Are GPO permissions in any way refreshed ?

sokkaNET

If a user logs on to his workstation, he gets all GPOs that are applied to him. If then a administrator makes the user a member of a group, and gives the group deny permissions to read the GPO.

Because of the GPO refresh, the GPO will still be running every 90-120 minutes, until the user logs on again, and get's a new token.

Am I understanding it correct? Will it make any difference if the user is denied permissions to the gpo (without making it member of a group)

ptilsen

It depends on the policy. Some policies are not processed until either startup or login. Some policies are processed as updated. The former will require a reboot or log out and log back in, respectively, while the latter does not.

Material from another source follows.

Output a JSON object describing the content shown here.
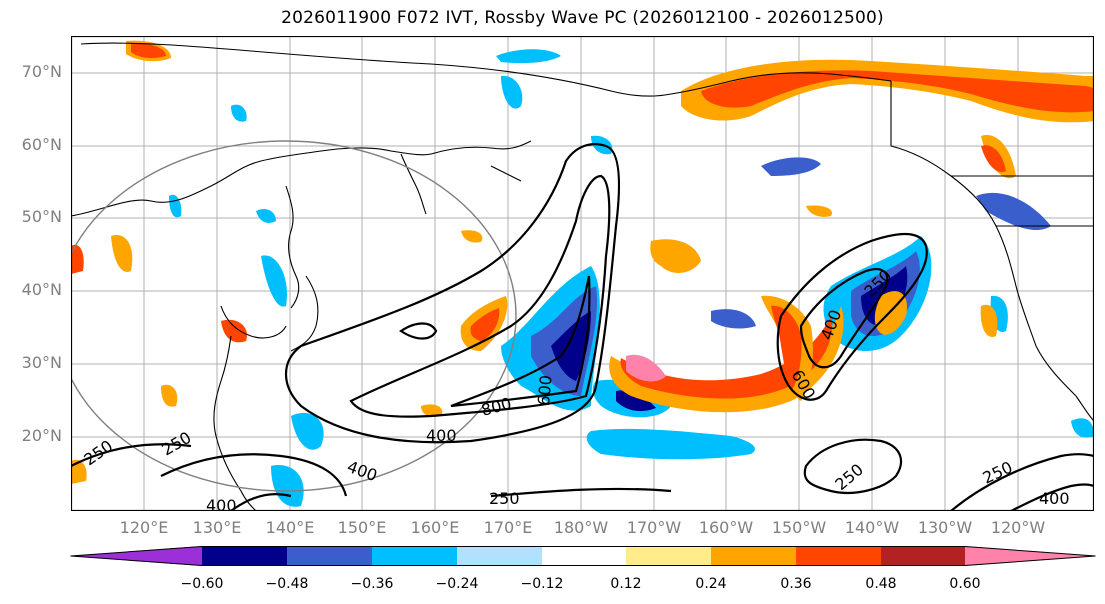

Running gpupdate /force will force any policies to apply that can be applied, and prompt for reboot or log or both for any policies that run at startup or login.

sokkaNET

I guess I didn't make the question totally clear.

When a user logs on, he gets a token. If the user is added to a group, (after he logged on), and that group will give (or deny) him some resources, he will have to log off and log on again, and get a new token, to get the resources.

When you force a gpupdate, you still don't get a new token (according to MS, there is no other way to get a new token, other than logging on again), so the question is, will a gpupdate actually work around the thingy .. ?

ptilsen

Sorry, I misunderstood. I would need to experiment. While indeed GPUpdate will not give a new token, the group policy and security processing occur on the domain controller, which is aware of group membership regardless of the token state on the workstation. I'm inclined to believe that the security change on the GPO ACL would be effected as soon as policy was updated, provided, again, that it is not a logon or startup policy, but I can't validate that. I say try it out and see what happens.